We moved onto Rocky Cape Tavern which has camping out the back. It is still raining and everything is soaked. 

We decided to treat ourselves to a Tavern meal and a few drinks which was fantastic.


Saturday 1st October 2016

It is still raining this morning but we decided to go sightseeing anyway. We tried to find Dip Falls but couldn't find it so we went to Table Cape for the Tulip Farm. Patrice was beside herself, the colours and the varieties. We went into the farm and saw the displays
and spoke to the staff about growing Tulips in Brisbane, Tulips in Brisbane region are annuals not perennials,
. Outside to tip toe through the Tulips.

Still raining and red mud everywhere so we put on a pair of gum boots and off we went. All Trice wanted to do was walk among the Tulips, her first attempt saw her slip over in the thick red mud. I was kind and didn't take any photos of the damage.

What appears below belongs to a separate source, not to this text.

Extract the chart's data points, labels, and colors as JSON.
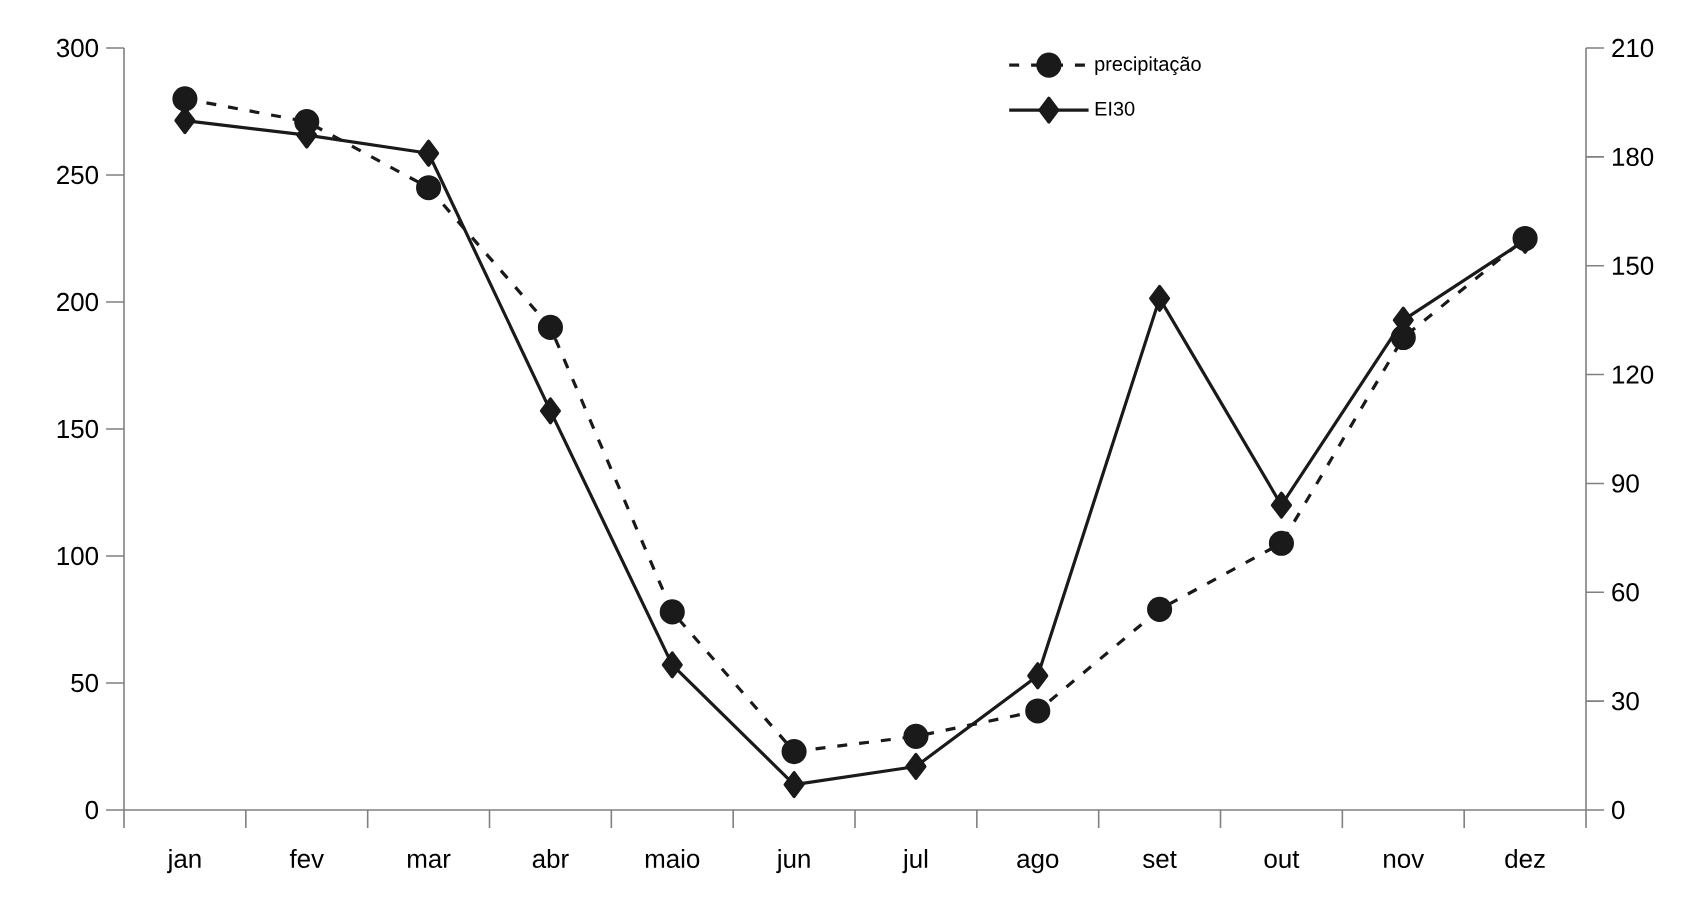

On to the lighthouse and lookout, we couldn't see much as it was very cloudy and misty. Wynyard had Tulips growing in garden boxes around town, the festival is running until the 8th October. 





A very windy road took us to Boat Harbour Beach. It is funny watching Trice freak out whenever we are close to a cliff. Boat Harbour Beach is beautiful, if it was fine we would come back with the van in a heartbeat. 













Sisters Beach was not a patch on Boat Harbour Beach with the sand and water stained with the tannin from the forests coming down the creeks and rivers. 

This is how crazy the weather is, Greg and Marg we met on the boat sent us a photo of Cradle Mountain, it is snowing there, only about 130klm from us here.

We got back to camp only to realise that I must have left the pin for the tow hitch on the back step of the car, I can't find it, now to find a solution to our problem. 




Sunday 2nd October 2016.

Beautiful and Sunny when we got up, I was starting to become grumpy with all the rain about. As Trice would say Lordy Lordy Lordy the sun is out! Well that was bloody short lived. It is raining again.
 I figured out a solution to my losing the pin off the hitch. So off to  unnings at Burnie we go & buy an M16 bolt to fix the hitch.(shame Uncle Dans not here too)
Cooee Point is about 3 Klm West of Burnie and normally being right on
the beach would be idyllic with the sand and penguins but at the momentthe weather is not being very nice to us as it is raining and blowing a gale AGAIN!

We spent the afternoon at the Information Centre having a coffee and chatted with some of the makers in the Makers Shop. Today 2 glass bead makers were on, we will come back for the paper maker.

Back to the van to watch the football.

We have now had 2 fine days since 14th September and I am starting to go nuts. I love being outside wandering around talking to people and enjoying happy hours but we are not getting the opportunity.(Trice here again - So now he just has to sit here and have happy hour with me and G)od forbid even talk to me) BRING OUT THE SUNSHINE!


1 comment:

  1. Thanks Mike & Trice, hopefully fine weather is on the way. The good news is you are both safe & sound and in a wonderful part of the world.